O, ihlâs ve teslimiyetle Allâh’ın emir ve yasaklarına bağlanır. Kendisine Kur’ân-ı Kerîm ve Sünnet-i Seniyye’yi rehber alır. Sâlih ve sâdık insanların meclislerine devam eder, onlarla ünsiyet ve muhabbet peydâ eder.
Büyük günah işlemeyi hoş gören “fâsık” ve “fâcir” kimselerden, Allâh’a isyan eden, Allâh’ı inkâr eden sözlerden, sohbetlerden, programlardan, insanlardan uzaklaşır. Onların günahlarını işlemese ve başlangıçta bu günahları çirkin ve kerih görse de bir müddet sonra onlarla geçirilen zaman ve mekân beraberliğinin kalbine kasvet getireceğini, en azından bu günahlara müsamaha ile yaklaşmaya başlayacağını görür. Ateşten kaçar gibi, bu günahlardan ve günah meclislerinden uzak durur.
Takvâ Temelli Kurulmayan Dostluklar
Herhangi bir dünyevî menfaat veya korku sebebiyle kurulmuş dostluklar, dünyada ne kadar sıkı-fıkı olunsa da âhirette tarafların birbirinden kaçmasına sebep olacaktır. Çünkü gerçek niyet ve maksatlar ortaya dökülecek, dünyevî menfaatler bitmiş olacak, üstelik bu maddî/dünyevî dostluk sebebiyle işlenen günahlar yüzünden insanlar birbirinin şâhitlik yapmasını istemeyeceklerdir. Rabbimiz, bu manzarayı şöyle tasvir eder:
“İşte o gün kişi kardeşinden, annesinden, babasından, eşinden ve çocuklarından kaçar. O gün herkesin kendine yetip artacak bir derdi vardır.” (Abese, 34-37)
Hâlbuki Allah rızâsı gözetilerek kurulmuş dostluk ve muhabbetler, âhirete uzanan bir sevgi şerâresi olacaktır. Birbirinin hayrını gözeten, iyiliği emredip kötülükten sakındıran, hayır ve güzelliklerde birbirine yardımcı ve destek olan, hattâ tatlı bir yarış içinde bulunan bu güzîde dostluklar, âhirette de devam edecektir. Âyet-i kerîmede şöyle buyrulmuştur:
“O gün, Allâh’a karşı gelmekten sakınanlar (takvâ sahipleri) dışında, dost olanlar (bile) birbirine düşman kesilirler.” (ez-Zuhruf, 67)
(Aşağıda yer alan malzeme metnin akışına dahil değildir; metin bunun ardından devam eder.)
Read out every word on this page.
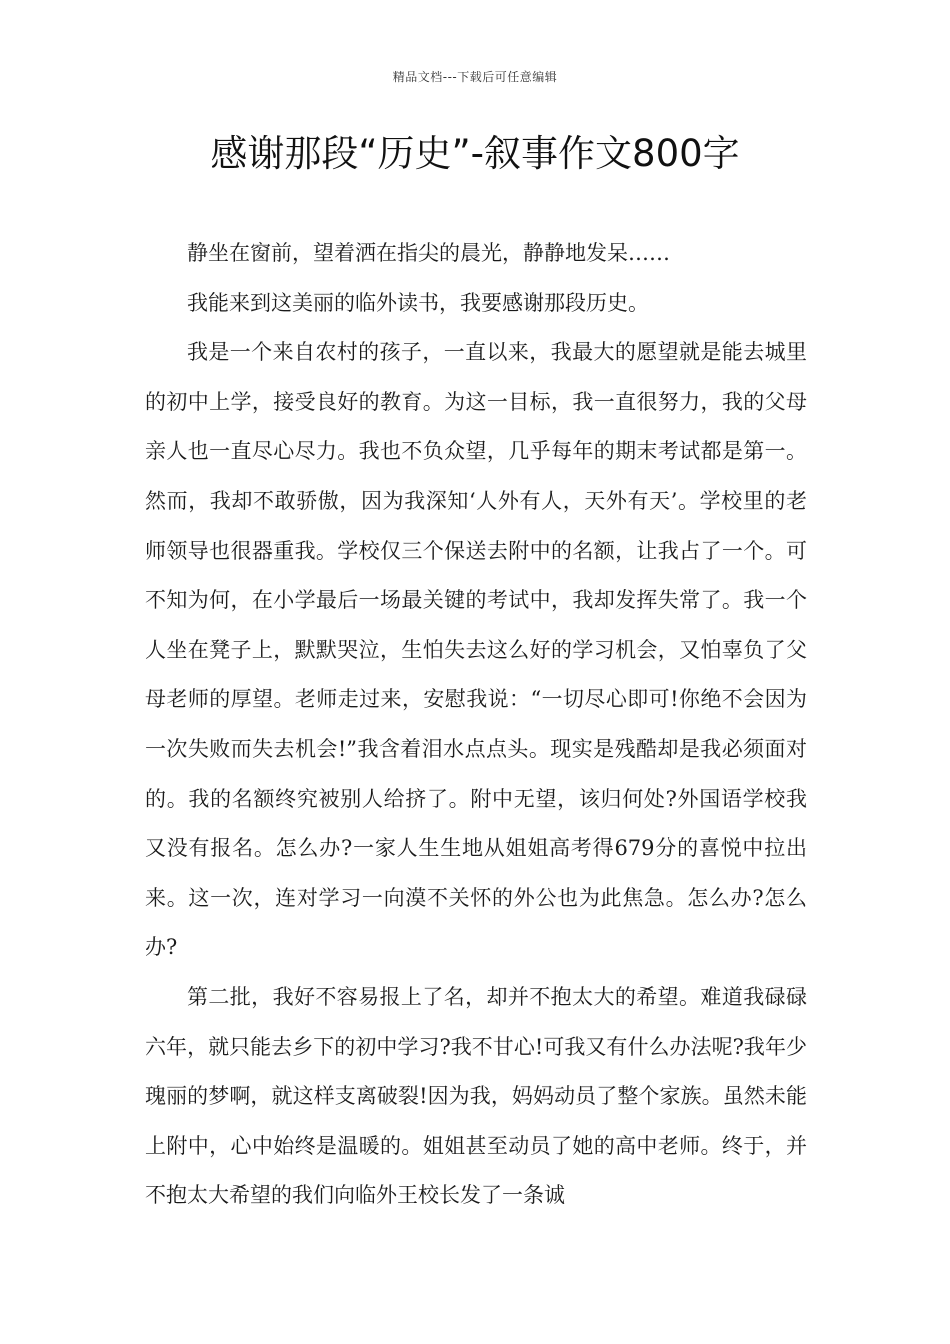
精品文档---下载后可任意编辑
感谢那段“历史”-叙事作文800字

静坐在窗前，望着洒在指尖的晨光，静静地发呆……

我能来到这美丽的临外读书，我要感谢那段历史。

我是一个来自农村的孩子，一直以来，我最大的愿望就是能去城里的初中上学，接受良好的教育。为这一目标，我一直很努力，我的父母亲人也一直尽心尽力。我也不负众望，几乎每年的期末考试都是第一。然而，我却不敢骄傲，因为我深知‘人外有人，天外有天’。学校里的老师领导也很器重我。学校仅三个保送去附中的名额，让我占了一个。可不知为何，在小学最后一场最关键的考试中，我却发挥失常了。我一个人坐在凳子上，默默哭泣，生怕失去这么好的学习机会，又怕辜负了父母老师的厚望。老师走过来，安慰我说：“一切尽心即可!你绝不会因为一次失败而失去机会!”我含着泪水点点头。现实是残酷却是我必须面对的。我的名额终究被别人给挤了。附中无望，该归何处?外国语学校我又没有报名。怎么办?一家人生生地从姐姐高考得679分的喜悦中拉出来。这一次，连对学习一向漠不关怀的外公也为此焦急。怎么办?怎么办?

第二批，我好不容易报上了名，却并不抱太大的希望。难道我碌碌六年，就只能去乡下的初中学习?我不甘心!可我又有什么办法呢?我年少瑰丽的梦啊，就这样支离破裂!因为我，妈妈动员了整个家族。虽然未能上附中，心中始终是温暖的。姐姐甚至动员了她的高中老师。终于，并不抱太大希望的我们向临外王校长发了一条诚
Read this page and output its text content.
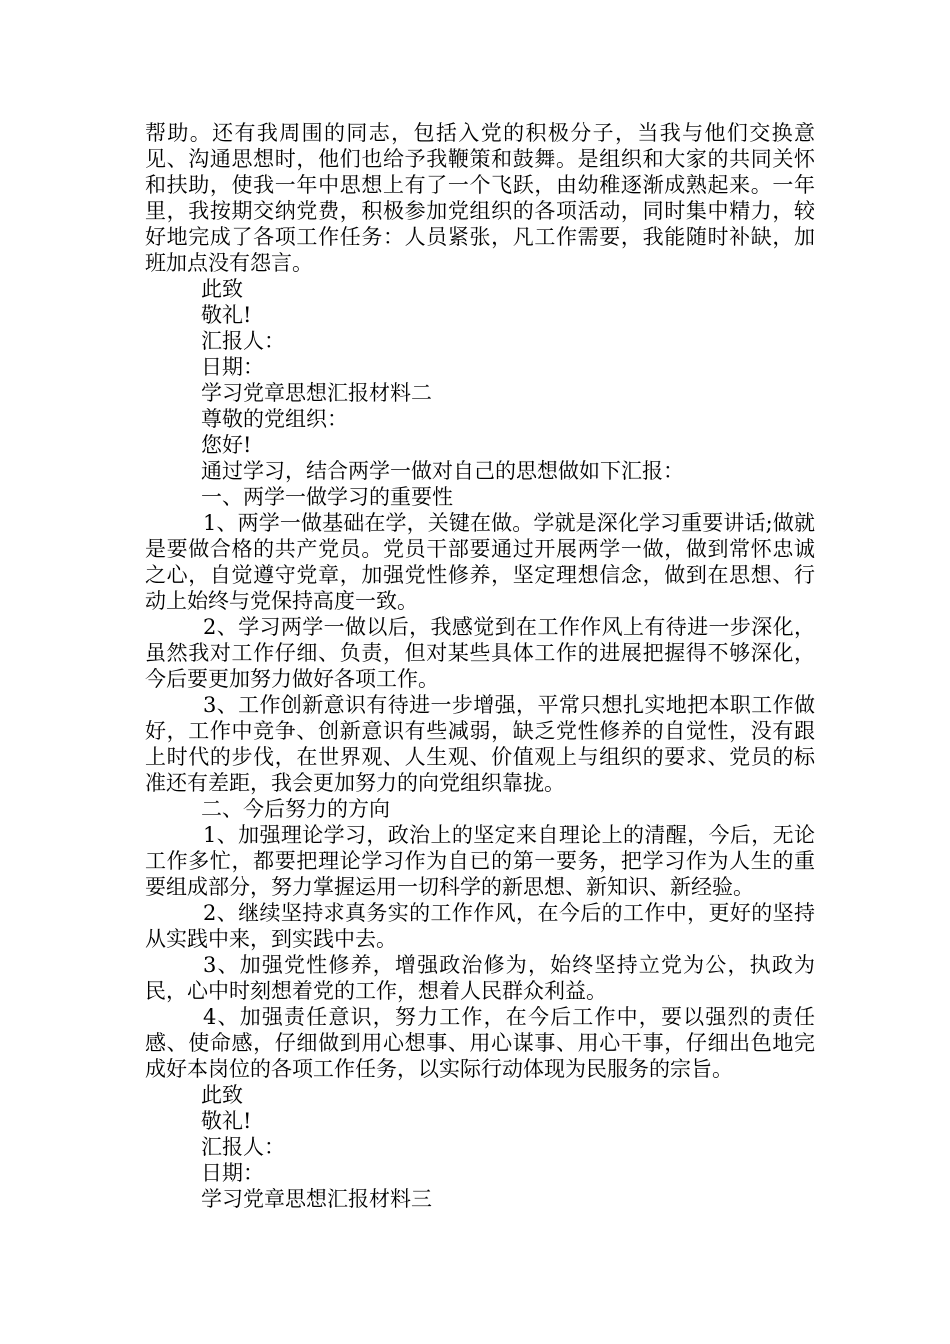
帮助。还有我周围的同志，包括入党的积极分子，当我与他们交换意见、沟通思想时，他们也给予我鞭策和鼓舞。是组织和大家的共同关怀和扶助，使我一年中思想上有了一个飞跃，由幼稚逐渐成熟起来。一年里，我按期交纳党费，积极参加党组织的各项活动，同时集中精力，较好地完成了各项工作任务：人员紧张，凡工作需要，我能随时补缺，加班加点没有怨言。

此致

敬礼!

汇报人：

日期：

学习党章思想汇报材料二

尊敬的党组织：

您好!

通过学习，结合两学一做对自己的思想做如下汇报：

一、两学一做学习的重要性

1、两学一做基础在学，关键在做。学就是深化学习重要讲话;做就是要做合格的共产党员。党员干部要通过开展两学一做，做到常怀忠诚之心，自觉遵守党章，加强党性修养，坚定理想信念，做到在思想、行动上始终与党保持高度一致。

2、学习两学一做以后，我感觉到在工作作风上有待进一步深化，虽然我对工作仔细、负责，但对某些具体工作的进展把握得不够深化，今后要更加努力做好各项工作。

3、工作创新意识有待进一步增强，平常只想扎实地把本职工作做好，工作中竞争、创新意识有些减弱，缺乏党性修养的自觉性，没有跟上时代的步伐，在世界观、人生观、价值观上与组织的要求、党员的标准还有差距，我会更加努力的向党组织靠拢。

二、今后努力的方向

1、加强理论学习，政治上的坚定来自理论上的清醒，今后，无论工作多忙，都要把理论学习作为自已的第一要务，把学习作为人生的重要组成部分，努力掌握运用一切科学的新思想、新知识、新经验。

2、继续坚持求真务实的工作作风，在今后的工作中，更好的坚持从实践中来，到实践中去。

3、加强党性修养，增强政治修为，始终坚持立党为公，执政为民，心中时刻想着党的工作，想着人民群众利益。

4、加强责任意识，努力工作，在今后工作中，要以强烈的责任感、使命感，仔细做到用心想事、用心谋事、用心干事，仔细出色地完成好本岗位的各项工作任务，以实际行动体现为民服务的宗旨。

此致

敬礼!

汇报人：

日期：

学习党章思想汇报材料三
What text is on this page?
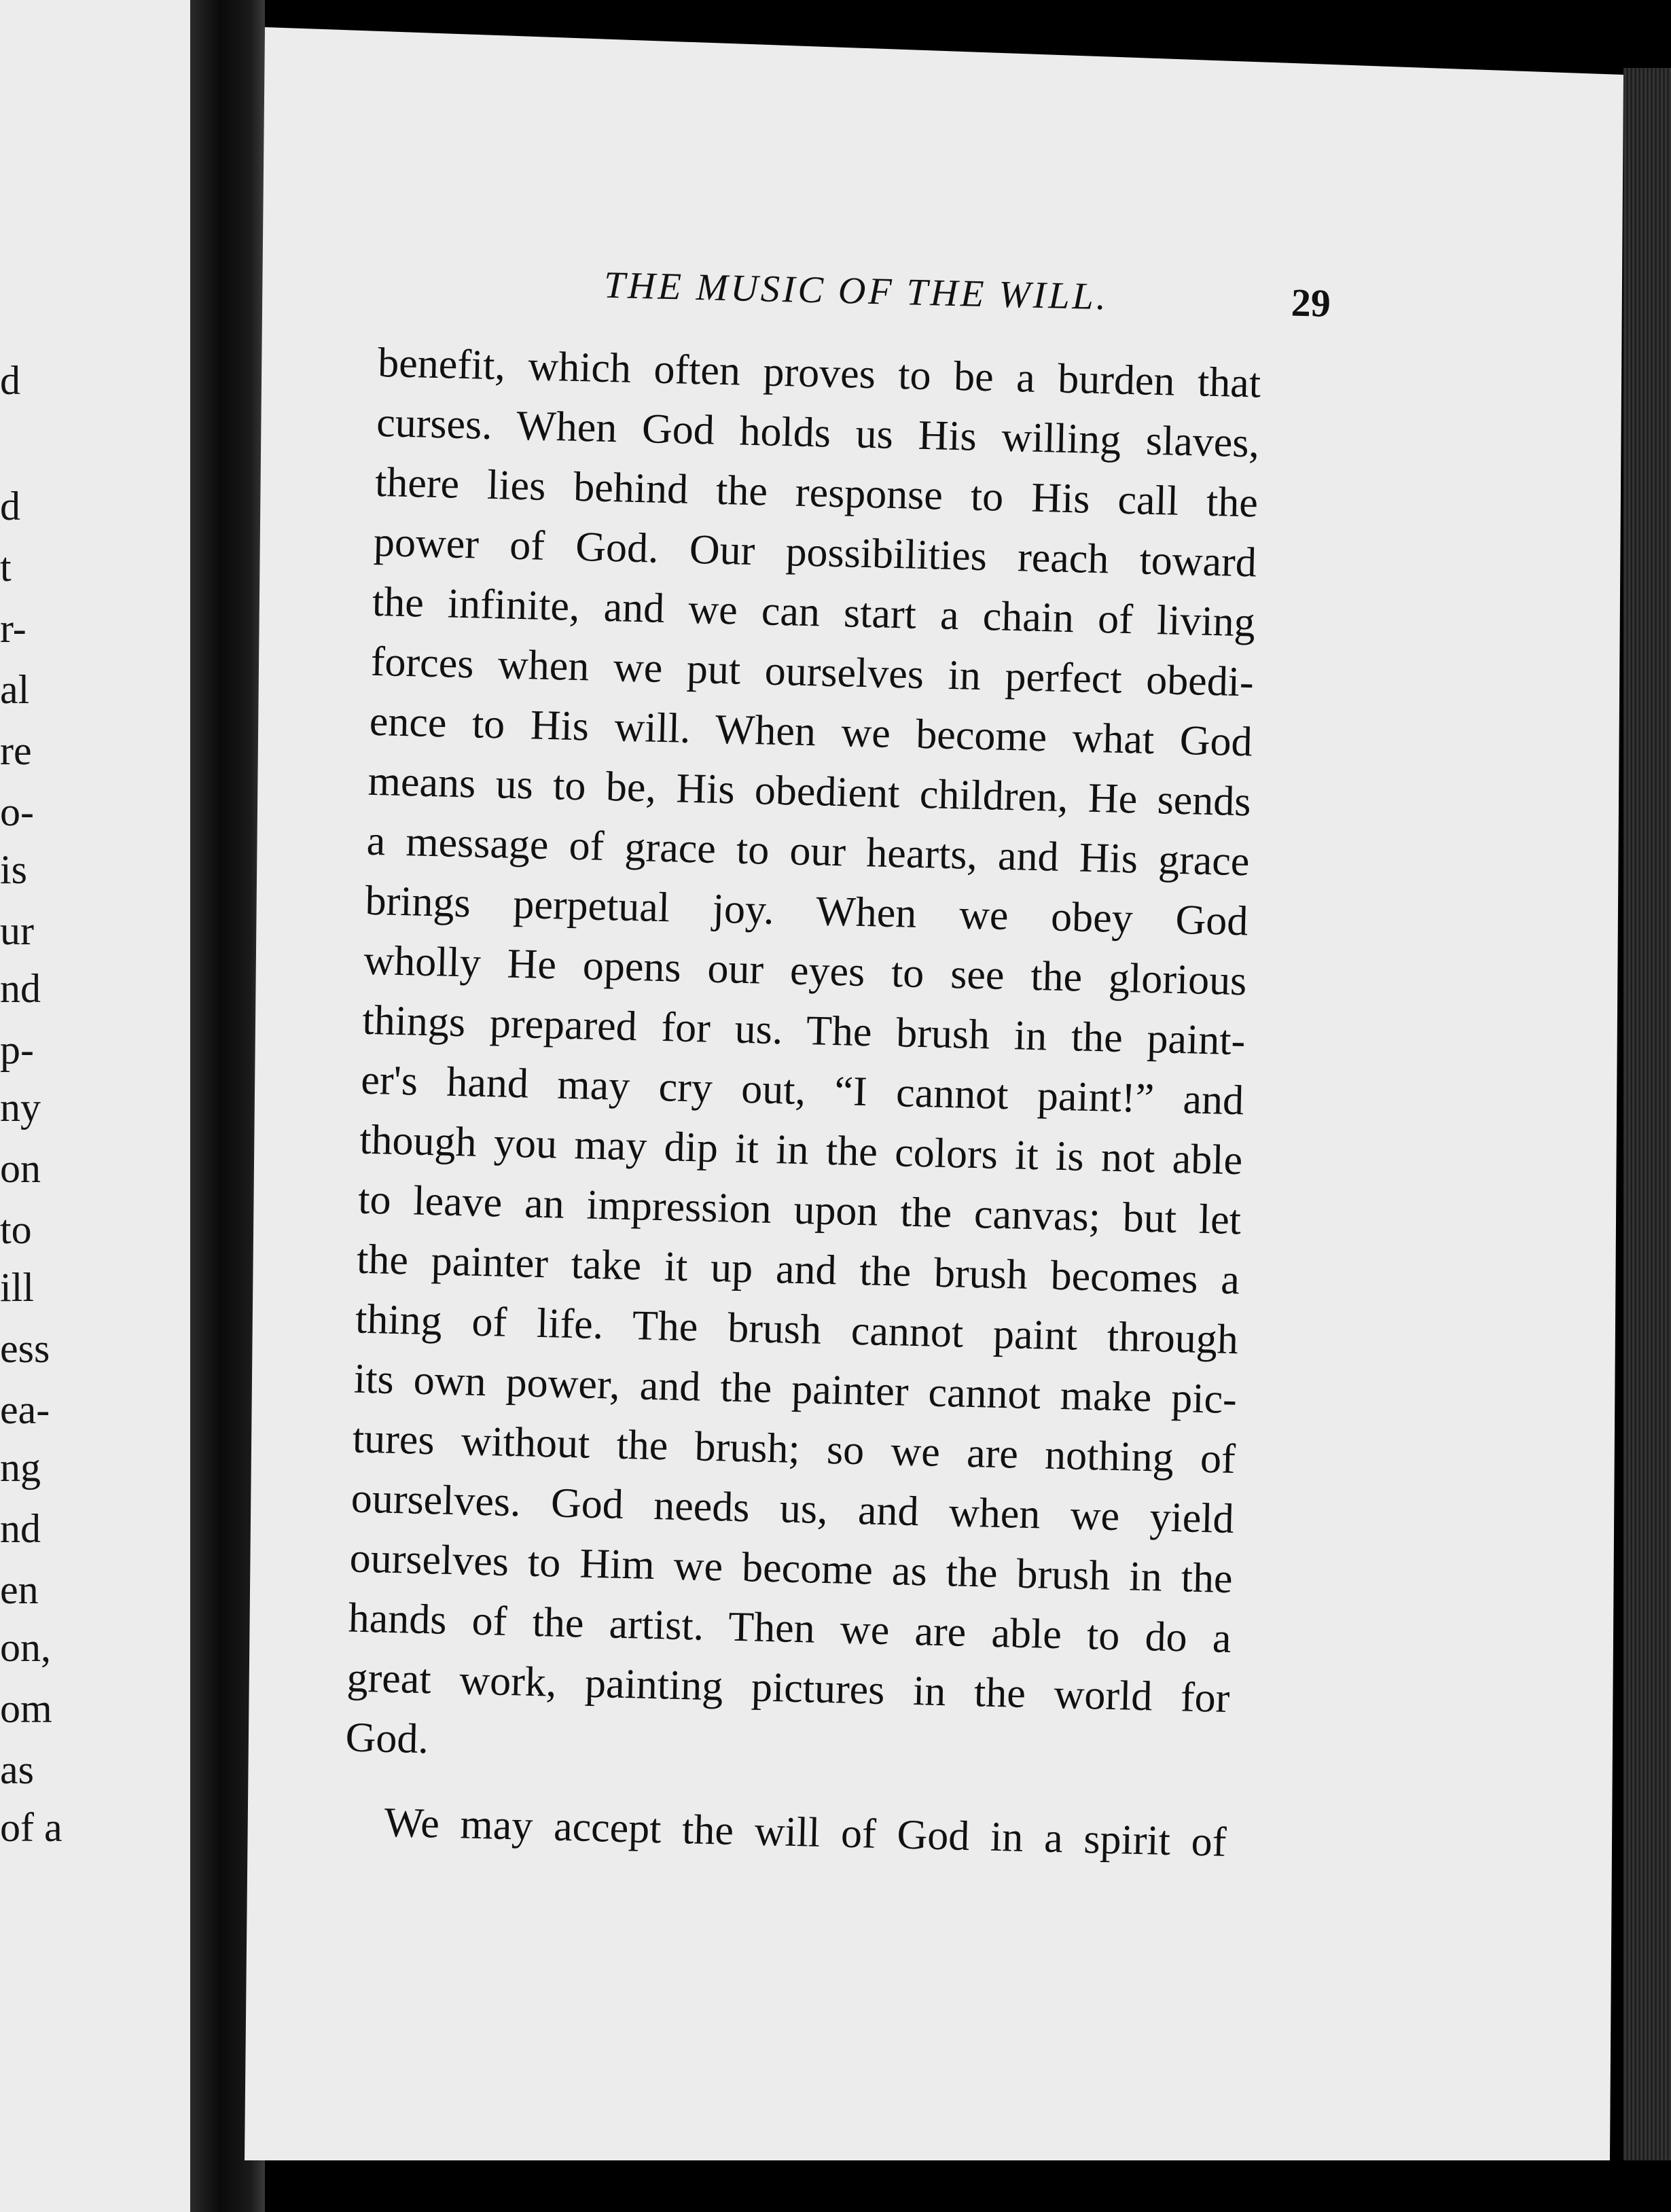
d
d
t
r-
al
re
o-
is
ur
nd
p-
ny
on
to
ill
ess
ea-
ng
nd
en
on,
om
as
of a
THE MUSIC OF THE WILL.	29
benefit, which often proves to be a burden that
curses. When God holds us His willing slaves,
there lies behind the response to His call the
power of God. Our possibilities reach toward
the infinite, and we can start a chain of living
forces when we put ourselves in perfect obedi-
ence to His will. When we become what God
means us to be, His obedient children, He sends
a message of grace to our hearts, and His grace
brings perpetual joy. When we obey God
wholly He opens our eyes to see the glorious
things prepared for us. The brush in the paint-
er's hand may cry out, “I cannot paint!” and
though you may dip it in the colors it is not able
to leave an impression upon the canvas; but let
the painter take it up and the brush becomes a
thing of life. The brush cannot paint through
its own power, and the painter cannot make pic-
tures without the brush; so we are nothing of
ourselves. God needs us, and when we yield
ourselves to Him we become as the brush in the
hands of the artist. Then we are able to do a
great work, painting pictures in the world for
God.
We may accept the will of God in a spirit of
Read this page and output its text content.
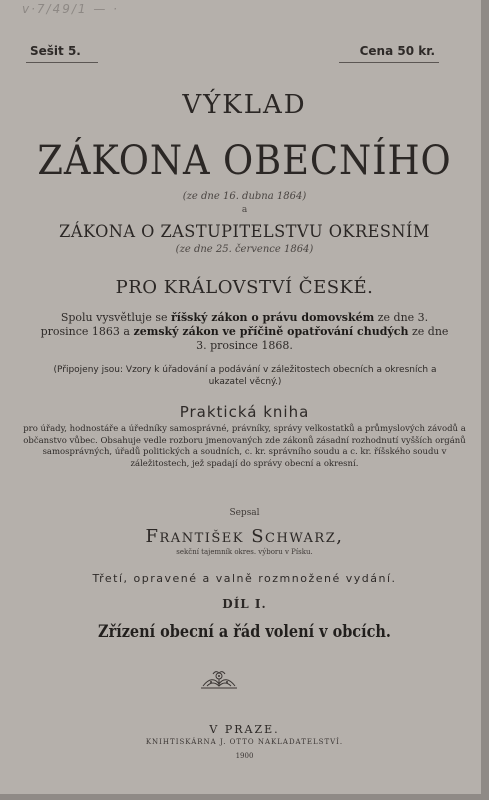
v·7/49/1 — ·
Sešit 5.	Cena 50 kr.
VÝKLAD
ZÁKONA OBECNÍHO
(ze dne 16. dubna 1864)
a
ZÁKONA O ZASTUPITELSTVU OKRESNÍM
(ze dne 25. července 1864)
PRO KRÁLOVSTVÍ ČESKÉ.
Spolu vysvětluje se říšský zákon o právu domovském ze dne 3. prosince 1863 a zemský zákon ve příčině opatřování chudých ze dne 3. prosince 1868.
(Připojeny jsou: Vzory k úřadování a podávání v záležitostech obecních a okresních a ukazatel věcný.)
Praktická kniha
pro úřady, hodnostáře a úředníky samosprávné, právníky, správy velkostatků a průmyslových závodů a občanstvo vůbec. Obsahuje vedle rozboru jmenovaných zde zákonů zásadní rozhodnutí vyšších orgánů samosprávných, úřadů politických a soudních, c. kr. správního soudu a c. kr. říšského soudu v záležitostech, jež spadají do správy obecní a okresní.
Sepsal
František Schwarz,
sekční tajemník okres. výboru v Písku.
Třetí, opravené a valně rozmnožené vydání.
DÍL I.
Zřízení obecní a řád volení v obcích.
V PRAZE.
KNIHTISKÁRNA J. OTTO NAKLADATELSTVÍ.
1900
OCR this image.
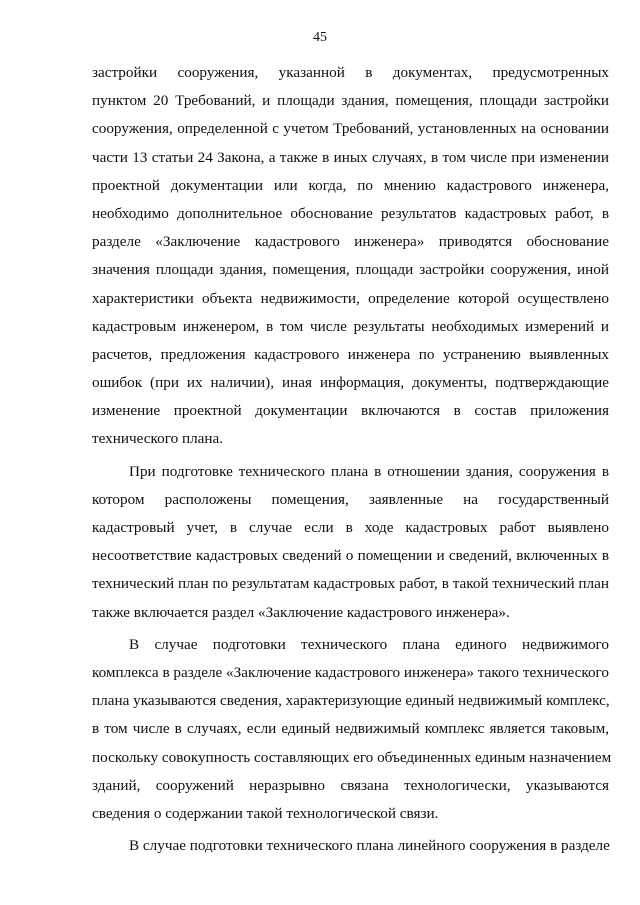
45
застройки сооружения, указанной в документах, предусмотренных
пунктом 20 Требований, и площади здания, помещения, площади застройки
сооружения, определенной с учетом Требований, установленных на основании
части 13 статьи 24 Закона, а также в иных случаях, в том числе при изменении
проектной документации или когда, по мнению кадастрового инженера,
необходимо дополнительное обоснование результатов кадастровых работ, в
разделе «Заключение кадастрового инженера» приводятся обоснование
значения площади здания, помещения, площади застройки сооружения, иной
характеристики объекта недвижимости, определение которой осуществлено
кадастровым инженером, в том числе результаты необходимых измерений и
расчетов, предложения кадастрового инженера по устранению выявленных
ошибок (при их наличии), иная информация, документы, подтверждающие
изменение проектной документации включаются в состав приложения
технического плана.
При подготовке технического плана в отношении здания, сооружения в
котором расположены помещения, заявленные на государственный
кадастровый учет, в случае если в ходе кадастровых работ выявлено
несоответствие кадастровых сведений о помещении и сведений, включенных в
технический план по результатам кадастровых работ, в такой технический план
также включается раздел «Заключение кадастрового инженера».
В случае подготовки технического плана единого недвижимого
комплекса в разделе «Заключение кадастрового инженера» такого технического
плана указываются сведения, характеризующие единый недвижимый комплекс,
в том числе в случаях, если единый недвижимый комплекс является таковым,
поскольку совокупность составляющих его объединенных единым назначением
зданий, сооружений неразрывно связана технологически, указываются
сведения о содержании такой технологической связи.
В случае подготовки технического плана линейного сооружения в разделе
Allah rızası gözetilmeden kurulmuş dostluk ve yakınlıklar, insana kıyamet gününde hiçbir fayda sağlamayacak, burada muktedir görülen kimselerin orada şefaat ve yardımı sözkonusu olmayacaktır.
“Şüphesiz (hakkı bâtıldan ayıran) hüküm günü, hepsinin bir arada buluşacağı gündür. O gün, dostun dosta hiçbir faydası olmaz, kendilerine yardım da edilmez. Ancak Allâh’ın merhamet ettiği kimseler böyle değildir. Şüphesiz O, üstündür, merhametlidir.” (ed-Duhân, 40-42)
“O gün gökyüzü, erimiş maden gibi olur. Dağlar da atılmış yüne döner. Dost, dostu sormaz. Birbirlerine gösterilirler (fakat herkes kendi derdindedir). Günahkâr kimse ister ki, o günün azâbından (kurtuluş için), oğullarını, karısını ve kardeşini, kendisini koruyup barındıran bütün âilesini ve yeryüzünde kim varsa hepsini fidye olarak versin de, tek kendini kurtarsın. Fakat ne mümkün!...” (el-Meâric, 8-15)
Kalpleri hâlden hâle çeviren ey yüce Rabbimiz, bizi îmana eriştirdikten sonra, kalplerimizi îman ve hidayet üzere sabit kıl! Ayaklarımızı sırât-ı müstakîmden kaydırma! Bizi müslüman olarak yaşat, ruhumuzu da müslüman olarak kabzeyle! Bizi, sâlih ve sâdık kullarınla birlikte haşreyle. Âmin.